Thee Would Make a Good Friend


“THEE WOULD MAKE A good Friend, thee knows,” Rachel remarked, holding back a laurel branch for her mother-in-law, who was burdened by a large basket of quilting. Rachel herself was burdened with Oggy, who had fallen asleep in the sling she carried him in.

Janet Murray gave her a sharp look and made what Claire had privately described to Rachel as a Scottish noise, this being a mingled snort and gargling sound that might indicate anything from mild amusement or approval to contempt, derision, or impending forcible action.
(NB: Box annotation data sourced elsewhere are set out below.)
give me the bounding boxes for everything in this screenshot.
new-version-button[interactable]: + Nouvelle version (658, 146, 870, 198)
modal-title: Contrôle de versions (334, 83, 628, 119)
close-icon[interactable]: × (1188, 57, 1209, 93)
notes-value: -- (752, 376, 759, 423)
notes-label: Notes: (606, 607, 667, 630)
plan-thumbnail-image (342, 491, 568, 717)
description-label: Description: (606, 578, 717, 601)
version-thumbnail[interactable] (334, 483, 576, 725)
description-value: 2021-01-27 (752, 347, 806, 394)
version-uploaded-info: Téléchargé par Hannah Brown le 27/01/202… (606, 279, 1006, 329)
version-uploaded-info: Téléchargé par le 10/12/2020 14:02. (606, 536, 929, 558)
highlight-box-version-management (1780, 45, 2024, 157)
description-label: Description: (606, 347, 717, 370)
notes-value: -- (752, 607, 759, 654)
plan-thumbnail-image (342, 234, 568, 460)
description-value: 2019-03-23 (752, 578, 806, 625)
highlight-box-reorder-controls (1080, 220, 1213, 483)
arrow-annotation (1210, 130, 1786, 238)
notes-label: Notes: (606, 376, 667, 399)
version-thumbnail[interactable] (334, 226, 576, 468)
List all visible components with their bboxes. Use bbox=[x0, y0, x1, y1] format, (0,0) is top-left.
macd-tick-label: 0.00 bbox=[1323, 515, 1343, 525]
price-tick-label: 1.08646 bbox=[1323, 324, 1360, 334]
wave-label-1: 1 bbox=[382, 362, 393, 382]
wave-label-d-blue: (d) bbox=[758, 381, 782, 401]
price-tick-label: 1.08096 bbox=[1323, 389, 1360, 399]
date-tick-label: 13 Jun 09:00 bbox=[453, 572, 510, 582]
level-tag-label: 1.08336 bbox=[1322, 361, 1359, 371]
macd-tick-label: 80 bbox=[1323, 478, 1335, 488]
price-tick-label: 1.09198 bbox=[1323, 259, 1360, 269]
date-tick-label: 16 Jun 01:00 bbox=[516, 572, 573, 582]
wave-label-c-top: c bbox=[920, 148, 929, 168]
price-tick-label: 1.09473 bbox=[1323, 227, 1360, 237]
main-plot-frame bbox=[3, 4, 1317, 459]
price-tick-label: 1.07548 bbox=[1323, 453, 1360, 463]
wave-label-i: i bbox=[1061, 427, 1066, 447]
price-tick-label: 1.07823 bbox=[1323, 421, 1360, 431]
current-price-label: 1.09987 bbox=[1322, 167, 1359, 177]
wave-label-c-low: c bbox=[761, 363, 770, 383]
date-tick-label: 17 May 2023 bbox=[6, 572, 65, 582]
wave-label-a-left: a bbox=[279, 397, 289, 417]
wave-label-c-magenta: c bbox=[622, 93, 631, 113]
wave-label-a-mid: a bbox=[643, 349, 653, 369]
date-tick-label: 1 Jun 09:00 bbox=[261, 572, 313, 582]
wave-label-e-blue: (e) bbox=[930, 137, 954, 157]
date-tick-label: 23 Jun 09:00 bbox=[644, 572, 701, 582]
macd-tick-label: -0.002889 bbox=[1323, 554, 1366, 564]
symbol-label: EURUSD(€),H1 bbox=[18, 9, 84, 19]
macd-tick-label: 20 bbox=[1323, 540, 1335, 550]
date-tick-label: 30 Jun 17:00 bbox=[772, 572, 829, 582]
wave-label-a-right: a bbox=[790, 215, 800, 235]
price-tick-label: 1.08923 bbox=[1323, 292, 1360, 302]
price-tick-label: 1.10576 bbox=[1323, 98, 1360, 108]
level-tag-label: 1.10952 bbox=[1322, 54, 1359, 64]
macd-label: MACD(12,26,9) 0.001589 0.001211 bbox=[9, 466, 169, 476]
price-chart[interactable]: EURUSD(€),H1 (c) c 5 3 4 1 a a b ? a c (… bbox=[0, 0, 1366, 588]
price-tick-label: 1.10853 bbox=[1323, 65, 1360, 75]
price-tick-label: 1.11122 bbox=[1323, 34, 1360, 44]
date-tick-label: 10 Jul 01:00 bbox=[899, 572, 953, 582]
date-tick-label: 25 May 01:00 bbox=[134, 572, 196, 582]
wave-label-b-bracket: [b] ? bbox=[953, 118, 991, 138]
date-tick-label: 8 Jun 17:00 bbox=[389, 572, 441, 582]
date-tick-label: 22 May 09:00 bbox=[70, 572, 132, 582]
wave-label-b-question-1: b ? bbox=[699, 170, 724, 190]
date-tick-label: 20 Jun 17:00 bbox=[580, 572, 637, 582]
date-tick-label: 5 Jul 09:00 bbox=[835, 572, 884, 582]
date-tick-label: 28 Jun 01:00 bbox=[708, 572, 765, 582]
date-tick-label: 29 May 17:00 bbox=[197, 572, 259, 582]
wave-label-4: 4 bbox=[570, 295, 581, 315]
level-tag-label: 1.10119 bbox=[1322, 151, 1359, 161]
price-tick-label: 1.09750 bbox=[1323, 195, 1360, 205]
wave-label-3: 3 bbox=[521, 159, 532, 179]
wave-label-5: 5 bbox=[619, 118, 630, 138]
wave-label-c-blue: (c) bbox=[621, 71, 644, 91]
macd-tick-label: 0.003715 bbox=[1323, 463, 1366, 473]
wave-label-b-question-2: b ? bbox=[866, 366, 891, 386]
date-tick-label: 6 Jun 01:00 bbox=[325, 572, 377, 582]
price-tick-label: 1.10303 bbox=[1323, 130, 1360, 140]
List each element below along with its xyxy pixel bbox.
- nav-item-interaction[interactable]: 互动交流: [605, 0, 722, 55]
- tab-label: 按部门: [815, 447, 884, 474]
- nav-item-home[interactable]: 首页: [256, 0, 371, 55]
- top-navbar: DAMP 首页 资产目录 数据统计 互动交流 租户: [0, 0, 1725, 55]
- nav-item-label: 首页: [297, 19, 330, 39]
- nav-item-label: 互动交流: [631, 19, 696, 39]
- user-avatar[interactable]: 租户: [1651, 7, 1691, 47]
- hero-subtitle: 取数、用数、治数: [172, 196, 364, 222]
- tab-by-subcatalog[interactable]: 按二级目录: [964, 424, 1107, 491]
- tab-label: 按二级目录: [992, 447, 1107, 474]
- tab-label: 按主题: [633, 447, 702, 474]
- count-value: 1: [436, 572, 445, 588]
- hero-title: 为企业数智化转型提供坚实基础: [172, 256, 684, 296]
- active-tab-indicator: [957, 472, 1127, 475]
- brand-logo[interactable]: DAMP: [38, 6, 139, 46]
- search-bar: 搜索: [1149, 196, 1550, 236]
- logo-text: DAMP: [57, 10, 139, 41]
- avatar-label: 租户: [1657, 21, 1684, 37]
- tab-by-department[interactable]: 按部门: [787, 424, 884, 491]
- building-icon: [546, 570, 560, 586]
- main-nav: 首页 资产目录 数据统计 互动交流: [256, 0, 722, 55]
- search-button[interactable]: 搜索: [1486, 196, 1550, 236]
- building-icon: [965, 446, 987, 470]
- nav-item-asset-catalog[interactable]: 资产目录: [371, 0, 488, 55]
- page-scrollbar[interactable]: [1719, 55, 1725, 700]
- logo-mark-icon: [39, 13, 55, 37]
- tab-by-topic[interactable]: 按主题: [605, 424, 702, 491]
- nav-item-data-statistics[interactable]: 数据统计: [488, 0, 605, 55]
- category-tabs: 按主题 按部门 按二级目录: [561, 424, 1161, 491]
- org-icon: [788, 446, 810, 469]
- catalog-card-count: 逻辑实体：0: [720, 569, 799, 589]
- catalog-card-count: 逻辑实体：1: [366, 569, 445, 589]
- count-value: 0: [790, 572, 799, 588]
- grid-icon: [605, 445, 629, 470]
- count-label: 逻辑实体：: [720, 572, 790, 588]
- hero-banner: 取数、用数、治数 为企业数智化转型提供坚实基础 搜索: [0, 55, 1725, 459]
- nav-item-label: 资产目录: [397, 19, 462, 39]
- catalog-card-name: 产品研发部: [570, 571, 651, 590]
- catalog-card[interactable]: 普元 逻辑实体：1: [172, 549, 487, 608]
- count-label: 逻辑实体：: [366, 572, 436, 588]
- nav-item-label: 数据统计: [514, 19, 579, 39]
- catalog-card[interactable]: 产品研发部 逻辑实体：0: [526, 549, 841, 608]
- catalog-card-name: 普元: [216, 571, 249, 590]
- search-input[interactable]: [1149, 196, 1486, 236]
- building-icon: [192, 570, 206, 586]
At the moment, Rachel thought her mother-in-law was amused, and smiled herself.

“Thee is forthright and direct,” Rachel pointed out. “And honest. Or at least I suppose thee to be,” she added, slightly teasing. “I can’t say I have ever caught thee in a lie.”

“Wait ’til ye’ve kent me a bit longer, lass, before ye make judgments like that,” Jenny advised her. “I’m a fine wee liar, when the need arises. What else, though?” Her dark-blue eyes creased a little—definitely amusement. Rachel smiled back and thought for a moment, threading her way over a steep patch of gravel where the trail had washed out, then reaching back to take the basket.

“Thee is compassionate. Kind. And fearless,” she said, watching Jenny come down, half-sliding and grabbing branches to keep erect.

Her mother-in-law’s head turned sharply, eyes wide.